At the heart of multimodal LLMs is a powerful idea: all input types, whether text, images, or audio. But how does a single AI system understand such fundamentally different types of data? In this article, we try to answer this question.
From Single-Modal to Multimodal Intelligence
Traditional machine learning systems were typically designed to handle a single modality at a time—text-only language models, image-only vision models, or audio-focused speech models. This separation limited their ability to reason holistically about real-world data, which naturally combines text, visuals, sound, and motion.
Multimodal Large Language Models (LLMs) address this limitation by integrating multiple data modalities into a single unified reasoning system. Instead of building independent pipelines for each input type, modern architectures allow different modalities to be processed together, enabling richer understanding and more complex cross-modal reasoning.
A Shared Mathematical Language
The foundational concept behind multimodal LLMs is the idea of a shared embedding space. Regardless of whether the input is text, an image, or audio, each modality is ultimately converted into a vector representation (embedding) within the same high-dimensional space.
In this shared mathematical language:
- The word “cat”
- An image of a cat
- The sound of a cat meowing
are all mapped to nearby regions in the embedding space. This alignment allows the model to reason about relationships across modalities using the same attention and inference mechanisms. The model no longer “sees” raw pixels or waveforms—it reasons over vectors.

Modality-Specific Encoders
Before different inputs can be unified, they must first be transformed into numerical representations. This is the role of modality-specific encoders, each optimized for a particular data type:
- Text encoders tokenize language and convert tokens into embeddings.
- Vision encoders (often Vision Transformers) split images into fixed-size patches and encode them as visual tokens.
- Audio encoders transform raw waveforms into spectrogram-like representations that can be embedded numerically.
These encoders act as the first stage of processing, converting raw, unstructured inputs into structured vector sequences.

Projection into a Unified Embedding Space
Each encoder initially produces embeddings in its own latent space, which may not be directly compatible with others. To resolve this, multimodal systems use projection layers—typically lightweight neural networks—that map modality-specific embeddings into a common embedding space.
This projection step is critical. Without proper alignment, the language model would be unable to meaningfully combine or compare representations from different modalities. Successful projection ensures that semantic similarity is preserved across text, vision, and audio inputs.
The Language Model as a Universal Reasoning Engine
Once all inputs are projected into the same embedding space, they are fed into the language model backbone, usually a large transformer. At this stage, the model treats all inputs as sequences of tokens, regardless of their original modality.
The transformer’s attention mechanism enables:
- Cross-modal reasoning (e.g., linking text queries to visual regions)
- Contextual understanding across time and modalities
- Generation of coherent outputs conditioned on mixed inputs
Importantly, the language model itself is not modality-specific. It serves as a general-purpose reasoning engine operating over unified embeddings.

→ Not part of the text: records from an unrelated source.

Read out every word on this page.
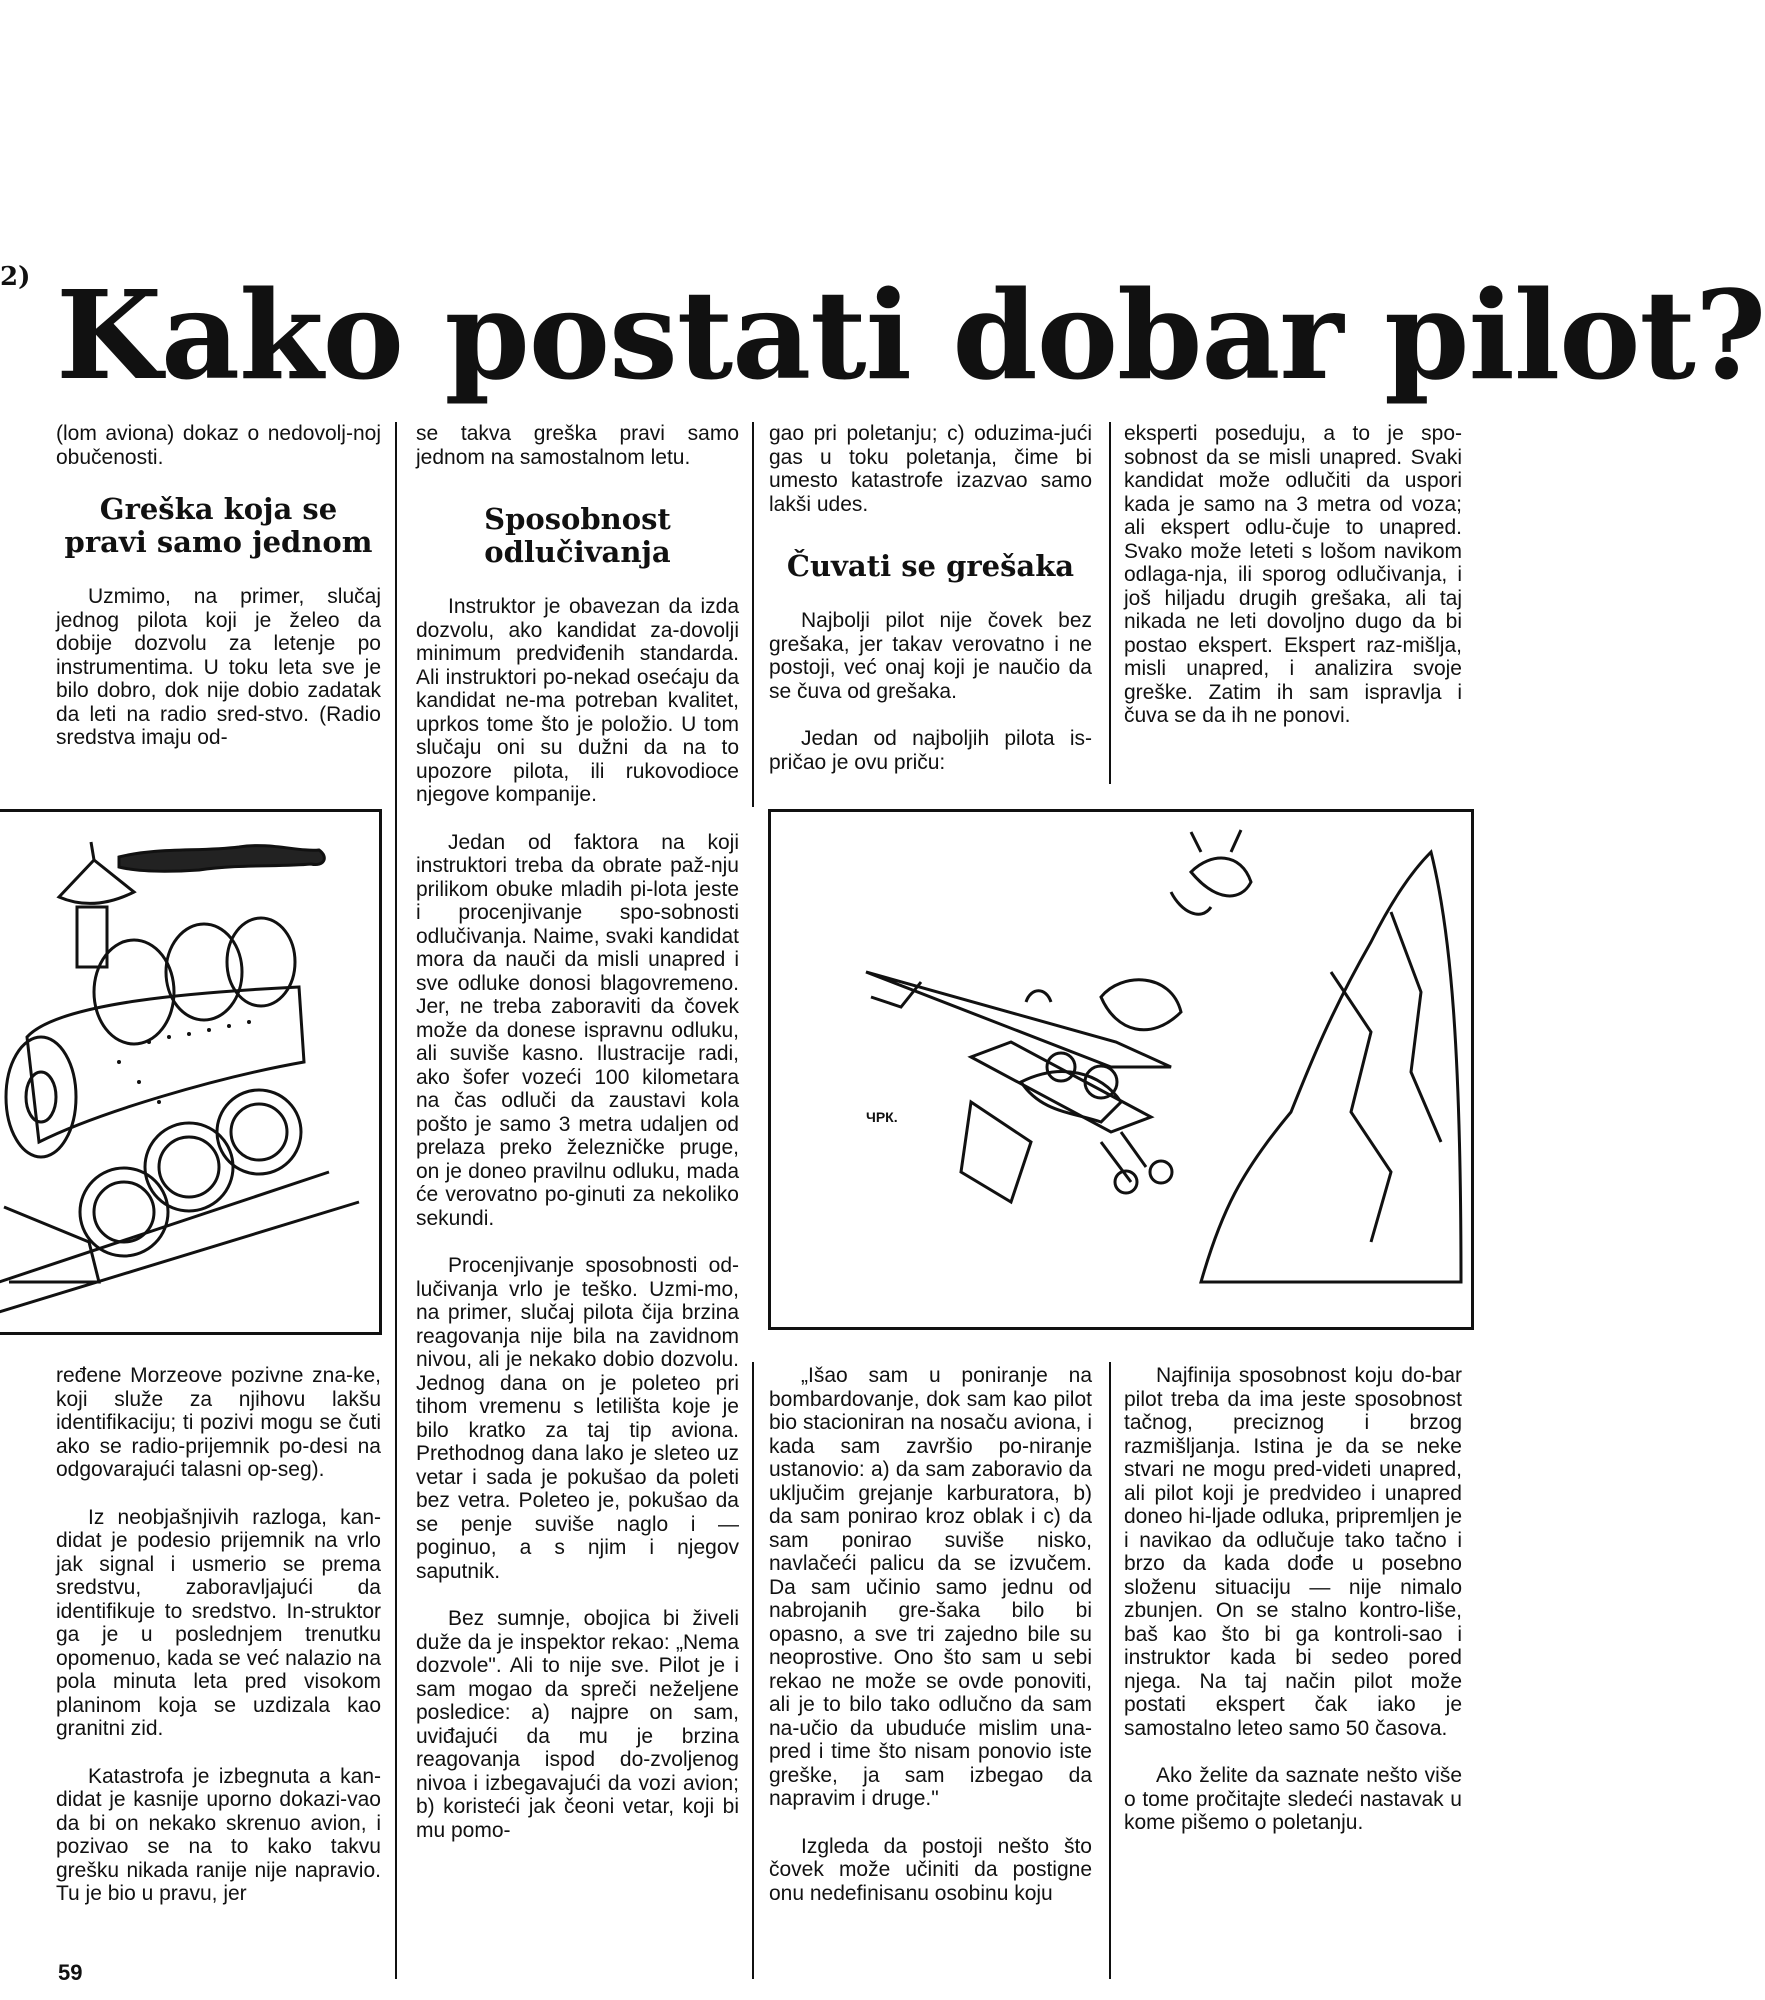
2) Kako postati dobar pilot?

(lom aviona) dokaz o nedovolj-nој obučenosti.

Greška koja se pravi samo jednom

Uzmimo, na primer, slučaj jednog pilota koji je želeo da dobije dozvolu za letenje po instrumentima. U toku leta sve je bilo dobro, dok nije dobio zadatak da leti na radio sred-stvo. (Radio sredstva imaju od-

ređene Morzeove pozivne zna-ke, koji služe za njihovu lakšu identifikaciju; ti pozivi mogu se čuti ako se radio-prijemnik po-desi na odgovarajući talasni op-seg).

Iz neobjašnjivih razloga, kan-didat je podesio prijemnik na vrlo jak signal i usmerio se prema sredstvu, zaboravljajući da identifikuje to sredstvo. In-struktor ga je u poslednjem trenutku opomenuo, kada se već nalazio na pola minuta leta pred visokom planinom koja se uzdizala kao granitni zid.

Katastrofa je izbegnuta a kan-didat je kasnije uporno dokazi-vao da bi on nekako skrenuo avion, i pozivao se na to kako takvu grešku nikada ranije nije napravio. Tu je bio u pravu, jer

se takva greška pravi samo jednom na samostalnom letu.

Sposobnost odlučivanja

Instruktor je obavezan da izda dozvolu, ako kandidat za-dovolji minimum predviđenih standarda. Ali instruktori po-nekad osećaju da kandidat ne-ma potreban kvalitet, uprkos tome što je položio. U tom slučaju oni su dužni da na to upozore pilota, ili rukovodioce njegove kompanije.

Jedan od faktora na koji instruktori treba da obrate paž-nju prilikom obuke mladih pi-lota jeste i procenjivanje spo-sobnosti odlučivanja. Naime, svaki kandidat mora da nauči da misli unapred i sve odluke donosi blagovremeno. Jer, ne treba zaboraviti da čovek može da donese ispravnu odluku, ali suviše kasno. Ilustracije radi, ako šofer vozeći 100 kilometara na čas odluči da zaustavi kola pošto je samo 3 metra udaljen od prelaza preko železničke pruge, on je doneo pravilnu odluku, mada će verovatno po-ginuti za nekoliko sekundi.

Procenjivanje sposobnosti od-lučivanja vrlo je teško. Uzmi-mo, na primer, slučaj pilota čija brzina reagovanja nije bila na zavidnom nivou, ali je nekako dobio dozvolu. Jednog dana on je poleteo pri tihom vremenu s letilišta koje je bilo kratko za taj tip aviona. Prethodnog dana lako je sleteo uz vetar i sada je pokušao da poleti bez vetra. Poleteo je, pokušao da se penje suviše naglo i — poginuo, a s njim i njegov saputnik.

Bez sumnje, obojica bi živeli duže da je inspektor rekao: „Nema dozvole". Ali to nije sve. Pilot je i sam mogao da spreči neželjene posledice: a) najpre on sam, uviđajući da mu je brzina reagovanja ispod do-zvoljenog nivoa i izbegavajući da vozi avion; b) koristeći jak čeoni vetar, koji bi mu pomo-

gao pri poletanju; c) oduzima-jući gas u toku poletanja, čime bi umesto katastrofe izazvao samo lakši udes.

Čuvati se grešaka

Najbolji pilot nije čovek bez grešaka, jer takav verovatno i ne postoji, već onaj koji je naučio da se čuva od grešaka.

Jedan od najboljih pilota is-pričao je ovu priču:

eksperti poseduju, a to je spo-sobnost da se misli unapred. Svaki kandidat može odlučiti da uspori kada je samo na 3 metra od voza; ali ekspert odlu-čuje to unapred. Svako može leteti s lošom navikom odlaga-nja, ili sporog odlučivanja, i još hiljadu drugih grešaka, ali taj nikada ne leti dovoljno dugo da bi postao ekspert. Ekspert raz-mišlja, misli unapred, i analizira svoje greške. Zatim ih sam ispravlja i čuva se da ih ne ponovi.

ЧРК.

„Išao sam u poniranje na bombardovanje, dok sam kao pilot bio stacioniran na nosaču aviona, i kada sam završio po-niranje ustanovio: a) da sam zaboravio da uključim grejanje karburatora, b) da sam ponirao kroz oblak i c) da sam ponirao suviše nisko, navlačeći palicu da se izvučem. Da sam učinio samo jednu od nabrojanih gre-šaka bilo bi opasno, a sve tri zajedno bile su neoprostive. Ono što sam u sebi rekao ne može se ovde ponoviti, ali je to bilo tako odlučno da sam na-učio da ubuduće mislim una-pred i time što nisam ponovio iste greške, ja sam izbegao da napravim i druge."

Izgleda da postoji nešto što čovek može učiniti da postigne onu nedefinisanu osobinu koju

Najfinija sposobnost koju do-bar pilot treba da ima jeste sposobnost tačnog, preciznog i brzog razmišljanja. Istina je da se neke stvari ne mogu pred-videti unapred, ali pilot koji je predvideo i unapred doneo hi-ljade odluka, pripremljen je i navikao da odlučuje tako tačno i brzo da kada dođe u posebno složenu situaciju — nije nimalo zbunjen. On se stalno kontro-liše, baš kao što bi ga kontroli-sao i instruktor kada bi sedeo pored njega. Na taj način pilot može postati ekspert čak iako je samostalno leteo samo 50 časova.

Ako želite da saznate nešto više o tome pročitajte sledeći nastavak u kome pišemo o poletanju.

59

Treating Images and Audio as Tokens
A key architectural breakthrough enabling multimodal LLMs is the realization that non-text data can be modeled as token sequences. Image patches and audio frames can be ordered and processed similarly to word tokens.
This abstraction allows existing transformer architectures—originally designed for language—to be reused for vision and audio tasks with minimal modification. As a result, multimodal models scale efficiently by leveraging proven language model designs.
Training and Cross-Modal Alignment
To align different modalities effectively, multimodal LLMs rely on large-scale training techniques such as contrastive learning. These methods encourage semantically related inputs (e.g., an image and its caption) to produce similar embeddings while pushing unrelated inputs apart.
Through this process, the model learns consistent representations across modalities, enabling tasks such as image captioning, visual question answering, audio-text understanding, and video reasoning.
A Unified Model for Multimodal Understanding
Rather than relying on separate systems for vision, speech, and language, modern multimodal LLMs unify all inputs into a single representation and reasoning pipeline. This design significantly simplifies system architecture while expanding capability.
By operating in a shared embedding space and using a single transformer-based reasoning core, multimodal LLMs move closer to general-purpose AI systems that can perceive, understand, and reason about the world in a human-like, integrated manner.

Conclusion
Multimodal LLMs unify text, vision, audio, and video by projecting all inputs into a shared embedding space and reasoning over them with a single transformer-based language model. This architecture removes modality boundaries and enables consistent cross-modal understanding.
By decoupling perception (encoders) from reasoning (the language model), multimodal LLMs offer a scalable and extensible foundation for building general-purpose AI systems capable of richer, more integrated world understanding.